As shown in Table 3, we also compared our SVseg model with classical segmentation algorithms including U-Net [62], DeepLabv3+ [63], MultiResUNet [64], Densely-UNet [65], and other well-known vertebrae segmentation methods. Table 3 indicates that the proposed SVseg model outperformed all the other models in terms of DSC and JSC. Compared with the classical U-Net [62], DeepLabv3+ [63], MultiResUNet [64], Densely-UNet [65], SpineParseNet [20], Mask R-CNN [66], and multiscale CNN [67] our SVseg model was significantly better by (3.79, 5.78), (13.86, 19.46), (1.90, 3.05), (4.23, 6.43), (0.07, 0.11), (18.19, 24.45), (0.89, 2.93) on average (DSC%, JSC%), respectively.

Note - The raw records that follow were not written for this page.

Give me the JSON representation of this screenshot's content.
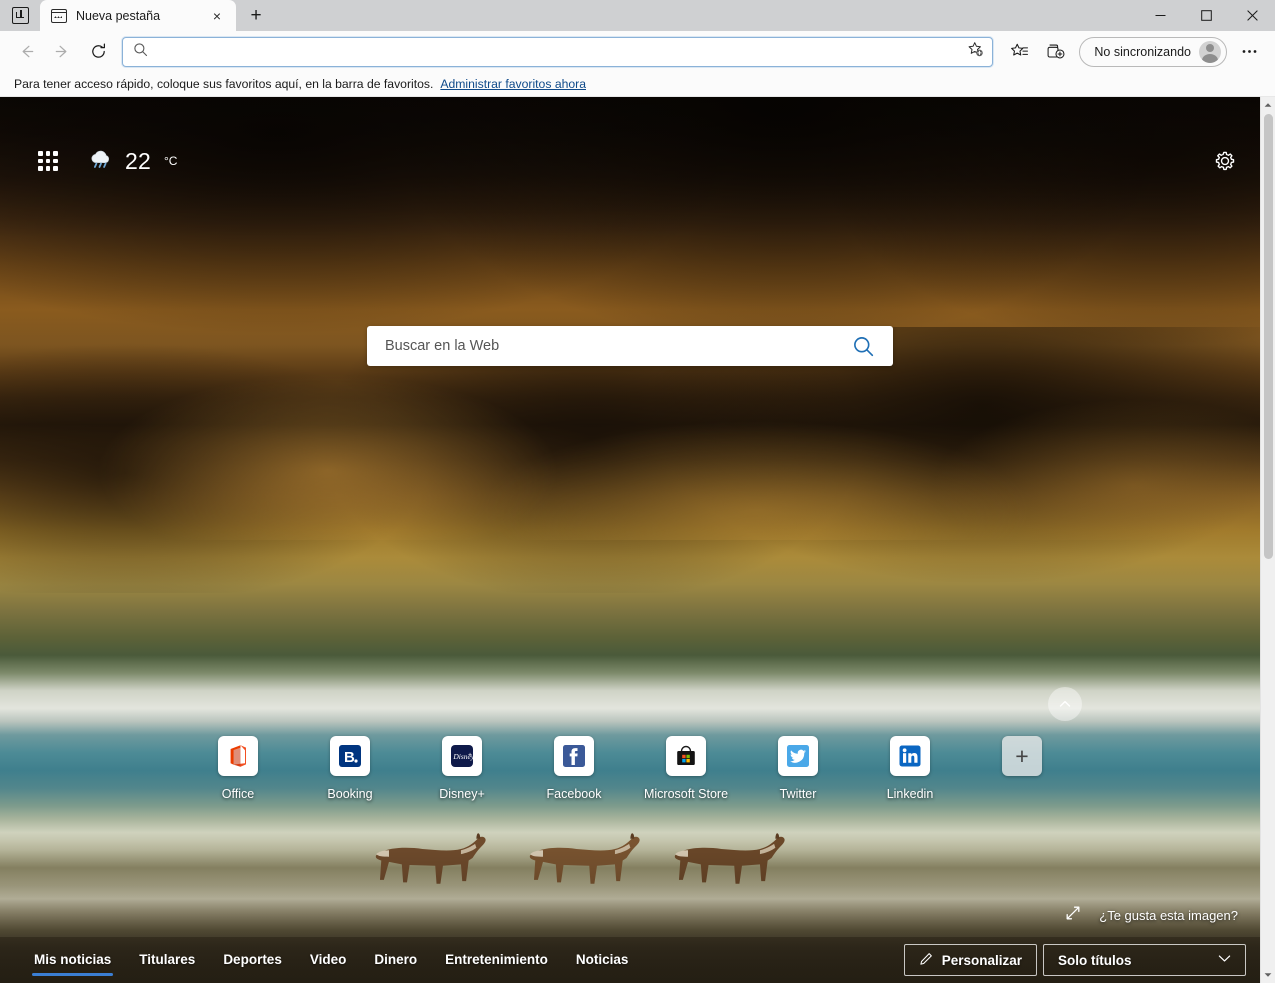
{
  "window": {
    "title": "Nueva pestaña",
    "vertical_tabs_tooltip": "Activar tabulaciones verticales",
    "minimize_label": "Minimizar",
    "maximize_label": "Maximizar",
    "close_label": "Cerrar"
  },
  "tabstrip": {
    "tabs": [
      {
        "title": "Nueva pestaña",
        "close_label": "×",
        "favicon": "new-tab-page-icon"
      }
    ],
    "new_tab_label": "+"
  },
  "toolbar": {
    "back_label": "Atrás",
    "forward_label": "Adelante",
    "refresh_label": "Actualizar",
    "address_value": "",
    "address_placeholder": "",
    "favorite_label": "Agregar esta página a favoritos",
    "favorites_hub_label": "Favoritos",
    "collections_label": "Colecciones",
    "sync_status": "No sincronizando",
    "settings_more_label": "Configuración y más"
  },
  "favorites_bar": {
    "hint": "Para tener acceso rápido, coloque sus favoritos aquí, en la barra de favoritos.",
    "link": "Administrar favoritos ahora"
  },
  "ntp": {
    "apps_label": "Aplicaciones de Microsoft 365",
    "weather": {
      "temperature": "22",
      "unit": "°C",
      "condition_icon": "rain-cloud-icon"
    },
    "settings_label": "Configuración de página",
    "search": {
      "placeholder": "Buscar en la Web",
      "value": "",
      "button_label": "Buscar"
    },
    "scroll_up_label": "Desplazarse hacia arriba",
    "like_image": {
      "expand_label": "Expandir",
      "text": "¿Te gusta esta imagen?"
    },
    "tiles": [
      {
        "label": "Office",
        "icon": "office-icon"
      },
      {
        "label": "Booking",
        "icon": "booking-icon"
      },
      {
        "label": "Disney+",
        "icon": "disney-plus-icon"
      },
      {
        "label": "Facebook",
        "icon": "facebook-icon"
      },
      {
        "label": "Microsoft Store",
        "icon": "microsoft-store-icon"
      },
      {
        "label": "Twitter",
        "icon": "twitter-icon"
      },
      {
        "label": "Linkedin",
        "icon": "linkedin-icon"
      }
    ],
    "add_tile_label": "+"
  },
  "newsbar": {
    "tabs": [
      {
        "label": "Mis noticias",
        "active": true
      },
      {
        "label": "Titulares",
        "active": false
      },
      {
        "label": "Deportes",
        "active": false
      },
      {
        "label": "Video",
        "active": false
      },
      {
        "label": "Dinero",
        "active": false
      },
      {
        "label": "Entretenimiento",
        "active": false
      },
      {
        "label": "Noticias",
        "active": false
      }
    ],
    "customize_label": "Personalizar",
    "layout_value": "Solo títulos"
  },
  "colors": {
    "accent_blue": "#3b7fd4",
    "chrome_bg": "#fbfbfb",
    "titlebar_bg": "#cfd0d2",
    "link": "#0f4a8a",
    "omnibox_focus_border": "#8bb2d8"
  }
}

The SVseg model also achieved the best results compared with well-known vertebrae segmentation methods. For example, a mean 86.17% DICE score was reported for vertebrae segmentation using (D-TVNet) based on U-Net [68]. The experimental results showed that D-TVNet was unable to determine the critical points for measuring the spine curve angle using segmented bones. Additionally, when the noise was significant, and the bones not sharp, this method was ineffective at identifying them. While the D-TVNet method is capable of removing some noise from images, it can also accidentally remove relevant bones in some cases. In [29], a deep learning approach was proposed for automatic CT vertebra segmentation and achieved a 86.1% DICE score. The starting thoracic vertebrae have a lower DICE due to the influence of the ribs and intervertebral discs. This method segmented several bones not seen in the label annotations, resulting in misclassification and a low DICE score. These variables contributed to error segmentations. A deep learning patch-based technique for cervical vertebra segmentation in X-ray images was proposed in [32] with a DICE score of 84%, but this framework has a number of flaws. By eliminating outlier centers away from the vertebral curve, the center localization structure can be strengthened even further. The current framework for center localization was limited by the fact that it does not know which center belongs to which vertebra. In another paper [69], a DICE score of 87% was obtained using a deep learning approach on the thoracolumbar spine from CT images, but this approach omits information about a spine’s structural consistency. The result is odd behavior in which this method fails to segment parts of a vertebra, or, in some cases, entire vertebrae at the beginning or end of a spine. It should be investigated how such global systemic regularity can be imposed during the training phase. Table 3 shows that SVseg achieved the highest mean DSC and JSC for segmentation of vertebrae compared to all methods.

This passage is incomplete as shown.